Du vague qui règne dans l'économie du projet, il résulte qu'en
souscrivant, nul ne sait à quoi ni pour quoi il s'engage, puisqu'il ne
sait quelle direction prendra le groupe dont il fera partie ; qu'il se
trouvera même des souscripteurs ne faisant partie d'aucun groupe.
L'organisation de ces groupes n'est pas même déterminée ; leurs
circonscriptions, leurs attributions, leur sphère d'activité, tout est
laissé dans l'inconnu. Personne n'a qualité pour les convoquer ;
contrairement à ce qui se pratique en pareil cas, aucun comité de
surveillance n'est institué pour régler et contrôler l'emploi des fonds
versés par anticipation et qui servent à payer les frais de propagande
de l'idée. Puisqu'il y a des frais généraux acquittés avec les fonds des
souscripteurs, il faudrait que ces derniers sussent en quoi ils
consistent.
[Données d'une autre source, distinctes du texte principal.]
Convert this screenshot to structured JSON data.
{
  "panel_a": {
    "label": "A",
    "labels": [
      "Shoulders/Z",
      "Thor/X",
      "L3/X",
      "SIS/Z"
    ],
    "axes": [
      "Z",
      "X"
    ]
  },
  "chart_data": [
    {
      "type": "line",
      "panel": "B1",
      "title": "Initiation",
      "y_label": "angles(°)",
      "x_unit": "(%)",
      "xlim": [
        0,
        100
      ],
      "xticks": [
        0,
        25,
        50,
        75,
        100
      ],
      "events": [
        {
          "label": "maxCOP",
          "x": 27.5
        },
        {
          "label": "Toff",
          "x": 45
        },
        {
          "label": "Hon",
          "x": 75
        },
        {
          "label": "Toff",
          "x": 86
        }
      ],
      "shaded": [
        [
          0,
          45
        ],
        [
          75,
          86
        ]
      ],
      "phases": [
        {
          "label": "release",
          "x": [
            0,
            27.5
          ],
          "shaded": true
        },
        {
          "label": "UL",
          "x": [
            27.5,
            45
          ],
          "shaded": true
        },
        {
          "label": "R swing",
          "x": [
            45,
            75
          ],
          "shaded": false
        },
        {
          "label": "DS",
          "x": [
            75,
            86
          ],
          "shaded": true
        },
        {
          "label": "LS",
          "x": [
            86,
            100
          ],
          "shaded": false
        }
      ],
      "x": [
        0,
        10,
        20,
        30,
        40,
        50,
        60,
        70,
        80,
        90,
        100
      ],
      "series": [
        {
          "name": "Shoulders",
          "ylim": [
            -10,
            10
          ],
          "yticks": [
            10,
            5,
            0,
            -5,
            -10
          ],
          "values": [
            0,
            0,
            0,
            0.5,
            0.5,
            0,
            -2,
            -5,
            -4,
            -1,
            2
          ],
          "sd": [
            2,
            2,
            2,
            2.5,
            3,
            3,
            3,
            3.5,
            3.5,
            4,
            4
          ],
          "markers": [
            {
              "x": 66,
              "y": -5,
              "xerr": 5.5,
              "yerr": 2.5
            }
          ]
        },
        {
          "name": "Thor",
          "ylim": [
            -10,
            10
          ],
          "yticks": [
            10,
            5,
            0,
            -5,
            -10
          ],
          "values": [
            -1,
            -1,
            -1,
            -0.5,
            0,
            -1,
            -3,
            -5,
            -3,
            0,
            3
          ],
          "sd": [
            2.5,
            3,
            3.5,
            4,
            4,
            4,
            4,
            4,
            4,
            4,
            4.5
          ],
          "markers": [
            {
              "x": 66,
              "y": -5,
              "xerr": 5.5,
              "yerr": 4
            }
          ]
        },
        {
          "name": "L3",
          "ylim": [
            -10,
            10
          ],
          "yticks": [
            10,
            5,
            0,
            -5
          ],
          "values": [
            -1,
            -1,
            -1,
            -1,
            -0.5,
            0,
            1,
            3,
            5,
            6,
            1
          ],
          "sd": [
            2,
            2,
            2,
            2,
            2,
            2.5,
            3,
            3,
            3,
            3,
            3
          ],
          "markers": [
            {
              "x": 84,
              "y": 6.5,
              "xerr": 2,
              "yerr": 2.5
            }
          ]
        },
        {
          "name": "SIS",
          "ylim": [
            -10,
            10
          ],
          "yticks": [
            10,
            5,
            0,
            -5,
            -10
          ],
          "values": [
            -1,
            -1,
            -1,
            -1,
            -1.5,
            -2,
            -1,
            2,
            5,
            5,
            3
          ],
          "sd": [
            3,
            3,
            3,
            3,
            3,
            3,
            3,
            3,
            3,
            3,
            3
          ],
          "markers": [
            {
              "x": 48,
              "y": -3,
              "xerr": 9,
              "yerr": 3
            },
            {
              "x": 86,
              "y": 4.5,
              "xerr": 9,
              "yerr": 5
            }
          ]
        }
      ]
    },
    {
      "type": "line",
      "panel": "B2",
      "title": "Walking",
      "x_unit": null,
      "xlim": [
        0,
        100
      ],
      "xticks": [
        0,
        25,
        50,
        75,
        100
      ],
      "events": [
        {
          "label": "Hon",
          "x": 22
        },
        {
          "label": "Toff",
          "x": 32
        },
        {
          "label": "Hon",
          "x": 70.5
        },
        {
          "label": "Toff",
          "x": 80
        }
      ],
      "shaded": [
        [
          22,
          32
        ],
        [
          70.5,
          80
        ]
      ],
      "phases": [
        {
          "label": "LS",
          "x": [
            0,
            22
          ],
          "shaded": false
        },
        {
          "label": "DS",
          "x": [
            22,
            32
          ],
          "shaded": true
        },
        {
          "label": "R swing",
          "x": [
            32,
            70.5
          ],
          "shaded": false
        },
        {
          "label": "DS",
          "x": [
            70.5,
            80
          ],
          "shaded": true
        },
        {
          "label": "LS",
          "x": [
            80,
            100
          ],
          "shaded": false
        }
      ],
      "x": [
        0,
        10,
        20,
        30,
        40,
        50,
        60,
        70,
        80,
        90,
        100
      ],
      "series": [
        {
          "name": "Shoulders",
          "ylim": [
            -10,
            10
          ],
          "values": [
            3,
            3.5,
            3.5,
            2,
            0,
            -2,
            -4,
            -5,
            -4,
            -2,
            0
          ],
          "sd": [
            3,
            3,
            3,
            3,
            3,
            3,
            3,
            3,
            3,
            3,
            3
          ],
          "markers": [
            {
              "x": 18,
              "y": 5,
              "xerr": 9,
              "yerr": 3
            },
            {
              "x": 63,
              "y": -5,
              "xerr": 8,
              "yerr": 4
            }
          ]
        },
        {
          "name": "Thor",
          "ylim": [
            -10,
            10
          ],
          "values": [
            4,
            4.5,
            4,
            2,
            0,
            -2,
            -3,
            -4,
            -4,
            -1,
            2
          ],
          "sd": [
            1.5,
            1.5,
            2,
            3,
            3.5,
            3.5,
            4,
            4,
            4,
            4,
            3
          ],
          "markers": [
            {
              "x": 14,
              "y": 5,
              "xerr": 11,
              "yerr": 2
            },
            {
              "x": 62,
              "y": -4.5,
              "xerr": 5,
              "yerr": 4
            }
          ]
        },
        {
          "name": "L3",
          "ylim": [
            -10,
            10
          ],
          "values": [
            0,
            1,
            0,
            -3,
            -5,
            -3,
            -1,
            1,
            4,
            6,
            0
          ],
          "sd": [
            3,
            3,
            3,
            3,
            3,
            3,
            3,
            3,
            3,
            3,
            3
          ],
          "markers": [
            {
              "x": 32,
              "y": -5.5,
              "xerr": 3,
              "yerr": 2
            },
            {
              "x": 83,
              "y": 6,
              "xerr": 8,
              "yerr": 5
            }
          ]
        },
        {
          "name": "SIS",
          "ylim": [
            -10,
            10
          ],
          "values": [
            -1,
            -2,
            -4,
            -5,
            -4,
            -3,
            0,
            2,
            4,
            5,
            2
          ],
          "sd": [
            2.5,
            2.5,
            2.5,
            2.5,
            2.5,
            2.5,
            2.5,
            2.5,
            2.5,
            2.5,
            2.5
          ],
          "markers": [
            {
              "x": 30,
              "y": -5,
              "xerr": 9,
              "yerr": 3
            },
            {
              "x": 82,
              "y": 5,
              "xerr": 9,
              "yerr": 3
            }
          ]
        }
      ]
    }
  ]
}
L'auteur veut leur laisser toute latitude pour s'organiser
comme ils l'entendront ; il ne veut être que le promoteur de l'idée ;
soit, et loin de nous la pensée d'élever contre sa personne le moindre
soupçon de défiance ; mais nous disons que pour la marche régulière
d'une opération de ce genre et pour en assurer le succès, il est des
mesures préliminaires indispensables qui ont été totalement négligées,
ce que nous voyons avec regret, dans l'intérêt même de la chose ; si
c'est à dessein, nous croyons la pensée mal fondée ; si c'est oubli,
c'est fâcheux.
Nous n'avons qualité pour donner aucun conseil dans cette question, mais voici généralement comment on procède en pareil cas.
Lorsque l'auteur d'un projet qui nécessite un appel à la confiance
publique, ne veut pas assumer sur lui seul la responsabilité de
l'exécution, et aussi dans le but de s'entourer de plus de lumières, il
réunit tout d'abord autour de lui un certain nombre de personnes dont
les noms sont une recommandation, qui s'associent à son idée et
l'élaborent avec lui. Ces personnes constituent un premier comité, soit
consultatif, soit coopératif, provisoire jusqu'à la constitution
définitive de l'opération et à la nomination d'un conseil permanent de
surveillance par les intéressés. Ce comité est pour ces derniers une
garantie par le contrôle qu'il exerce sur les premières opérations dont
il est chargé de rendre compte ainsi que des premières dépenses. C'est
en outre un appui et une décharge de responsabilité pour le fondateur.
Celui-ci parlant au nom, et s'étayant de l'avis de plusieurs, puise,
dans cette autorité collective une force morale toujours plus
prépondérante sur l'opinion des masses que l'autorité d'un seul. Si l'on
eût procédé ainsi pour la Ligue de l'enseignement, et si ce projet eût
été présenté dans les formes usitées, et dans des conditions plus
pratiques, les adhérents auraient sans aucun doute été plus nombreux,
mais tel qu'il est, il laisse trop à l'indécis, selon nous.
Quoique ce projet soit livré à la publicité, et par conséquent au libre
examen de chacun, nous n'en aurions point parlé, si nous n'y eussions
été en quelque sorte contraint par les demandes qui nous étaient
adressées. En principe, sur les choses auxquelles, à notre point de vue,
nous ne pouvons donner une approbation entière, nous préférons garder
le silence afin de n'y apporter aucune entrave. De nouvelles
explications nous ayant été demandées à propos de notre dernier article,
nous avons cru nécessaire de motiver notre manière de voir avec plus de
précision. Mais encore une fois, nous ne donnons que notre opinion qui
n'engage personne ; nous serions heureux d'être seul de notre avis, et
que l'événement vînt prouver que nous nous sommes trompé. Nous nous
associons de grand cœur à l'idée mère, mais non à son mode d'exécution.